Exact error messages
To enable a dead time for the SMS program, the incoming messages need to be standardized. We will use the bar | as a delimiter, everything after that will be ignored. The dead time means that any mail arriving with the same message within the dead time will simply be discarded.
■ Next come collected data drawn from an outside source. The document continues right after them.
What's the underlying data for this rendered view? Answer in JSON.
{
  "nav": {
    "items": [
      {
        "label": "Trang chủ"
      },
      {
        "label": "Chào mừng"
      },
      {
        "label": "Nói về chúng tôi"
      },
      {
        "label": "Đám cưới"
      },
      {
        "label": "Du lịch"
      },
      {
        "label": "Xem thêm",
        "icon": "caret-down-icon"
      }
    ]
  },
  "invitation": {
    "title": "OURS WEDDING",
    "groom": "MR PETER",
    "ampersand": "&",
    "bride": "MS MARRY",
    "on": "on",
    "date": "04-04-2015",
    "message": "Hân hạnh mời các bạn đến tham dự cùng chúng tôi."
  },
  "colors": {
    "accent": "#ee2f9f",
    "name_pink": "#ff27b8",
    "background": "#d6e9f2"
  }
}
This should prevent us being flooded by SMS.
LCP water temp too high:
Ex: "Water temp to LCPs too high | 18C" - dead time: 1h?
LCP water temp too low:
Ex: "Water temp to LCPs too low | 8C" - dead time: 1h?
A rack is completely switched off:
Ex: "Rack 14 is switched off" - dead time: 24h?
Smoke sensor:
Ex: "Smoke sensor alert in rack 05" - dead time: 1h?
UPS on battery (only the switch should emit a message):
Ex: "UPS switched to battery mode" - dead time: 0m?
UPS battery below thresholds (75%, 50%, 25%):
Ex: "UPS battary below 75%" - dead time: 6h?
Ex: "UPS battary below 50%" - dead time: 3h?
Ex: "UPS battary below 25%" - dead time: 1h?
UPS on mains (only the switch should emit a message):
Ex: "UPS switch to mains" - dead time: 0m?
Node MCE error:
Ex:
HARDWARE ERROR. This is *NOT* a software problem!
Please contact your hardware vendor
CPU 1 BANK 3
TSC 15c3d0c575579
ADDR 857c340
Node NIC problem::
Ex:
Time: hpet clocksource has been installed.
e1000: eth1: e1000_clean_tx_irq: Detected Tx Unit Hang